✔ Eski MİT’çi Enver Altaylı hakkında hazırlanan 85 sayfalık FETÖ iddianamesi önemli ama eksik


 Çünkü… Altaylı’nın, Gülen’e 2008’de gönderdiği mektubun peşine düşülmediği dikkat çekti


 Çünkü… Altaylı’ya, “Başbuğ’u hedef alan mektuptaki bilgileri kimden aldın?” sorusu sorulmamış


 Çünkü… Fetullahçıların, sadece terör değil casusluk ve istihbarat örgütü olduğu şansı kaçırılabilir


1 - Genelkurmay eski Başkanı Orgeneral İlker Başbuğ katıldığı bir televizyon programında Cumhurbaşkanı Tayyip Erdoğan ile geçmişte aralarında geçen bir konuşmayı aktardı ve Erdoğan’ı uyardığını söyledi. Başbuğ, “2008-2010 sürecinde ben ‘Bugün bizsek hedef yarın siz olacaksınız’ dedim. Daha nasıl uyarıda bulunabilirdim” ifadelerini kullandı.
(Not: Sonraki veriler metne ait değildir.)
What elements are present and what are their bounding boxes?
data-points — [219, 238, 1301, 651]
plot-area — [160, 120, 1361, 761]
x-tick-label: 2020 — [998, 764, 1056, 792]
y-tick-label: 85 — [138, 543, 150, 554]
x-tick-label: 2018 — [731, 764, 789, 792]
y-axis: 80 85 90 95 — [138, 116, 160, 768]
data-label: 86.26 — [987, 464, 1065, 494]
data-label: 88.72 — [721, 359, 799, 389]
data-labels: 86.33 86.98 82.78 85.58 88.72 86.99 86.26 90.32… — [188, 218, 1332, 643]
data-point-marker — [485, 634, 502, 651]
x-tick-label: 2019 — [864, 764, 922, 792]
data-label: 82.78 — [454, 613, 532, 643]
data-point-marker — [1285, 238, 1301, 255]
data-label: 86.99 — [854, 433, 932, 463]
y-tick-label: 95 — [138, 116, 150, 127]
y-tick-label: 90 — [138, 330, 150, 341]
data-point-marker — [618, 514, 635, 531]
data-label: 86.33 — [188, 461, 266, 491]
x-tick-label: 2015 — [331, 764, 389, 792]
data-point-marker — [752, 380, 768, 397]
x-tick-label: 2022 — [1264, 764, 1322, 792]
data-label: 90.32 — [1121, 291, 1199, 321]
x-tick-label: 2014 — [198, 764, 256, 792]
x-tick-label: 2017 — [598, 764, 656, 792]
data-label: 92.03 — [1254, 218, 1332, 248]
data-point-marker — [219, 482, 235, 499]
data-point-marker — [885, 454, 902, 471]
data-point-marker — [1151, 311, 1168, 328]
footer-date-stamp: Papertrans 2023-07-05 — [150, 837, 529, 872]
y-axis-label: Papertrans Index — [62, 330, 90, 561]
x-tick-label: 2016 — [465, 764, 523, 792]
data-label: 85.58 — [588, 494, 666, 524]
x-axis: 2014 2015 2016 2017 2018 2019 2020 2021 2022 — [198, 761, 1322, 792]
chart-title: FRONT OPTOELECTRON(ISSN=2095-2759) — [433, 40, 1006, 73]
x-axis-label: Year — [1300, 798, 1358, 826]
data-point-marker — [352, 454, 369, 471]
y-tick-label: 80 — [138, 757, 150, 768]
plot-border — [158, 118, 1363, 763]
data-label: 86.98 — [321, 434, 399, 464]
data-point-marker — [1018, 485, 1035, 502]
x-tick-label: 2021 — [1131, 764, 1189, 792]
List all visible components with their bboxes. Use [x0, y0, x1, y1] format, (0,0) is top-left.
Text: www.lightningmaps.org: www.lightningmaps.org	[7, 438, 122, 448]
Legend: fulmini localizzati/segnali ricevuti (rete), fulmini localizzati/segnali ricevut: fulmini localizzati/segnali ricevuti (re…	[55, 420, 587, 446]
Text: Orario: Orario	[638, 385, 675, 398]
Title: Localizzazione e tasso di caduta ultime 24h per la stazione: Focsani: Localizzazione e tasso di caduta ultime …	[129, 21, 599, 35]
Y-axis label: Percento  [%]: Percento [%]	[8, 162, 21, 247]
Başbuğ’un konuşmasındaki şifreleri çözelim! 2008-2010 dönemini masaya yatıralım…

İlker Başbuğ 26 ay cezaevinde yatmıştı.


YILMAZER BİRİNCİ SIRADA

Tarih 25 Temmuz 2014… İlker Başbuğ şu açıklamayı yaptı: “… TSK’ya karşı yargı ve polis yoluyla yürütülen operasyonları yaşamaya başlayınca, bu operasyonun arkasında kimlerin olduğunu imkanlarımız dahilinde araştırmaya çalıştık. Çeşitli yerlerden aldığımız bilgiler, özellikle bu kompla operasyonunun arkasında emniyetteki bazı polis şeflerinin olduğunu gösteriyordu. Çeşitli kanallardan aldığımız bilgiler dahilinde, emniyetle ilgili bir liste hazırladık. Tabi düşünce ve endişelerimizi birkaç defa sayın Başbakan’la paylaştım. Ve bu polislerle ilgili bir liste verdik. Hatırladığım kadarıyla, bu listenin başında da, Ali Fuat Yılmazer var. Kendisi aldı, ilgileneceğini söyledi. Sonuç alamadık, gelişme olmadı.”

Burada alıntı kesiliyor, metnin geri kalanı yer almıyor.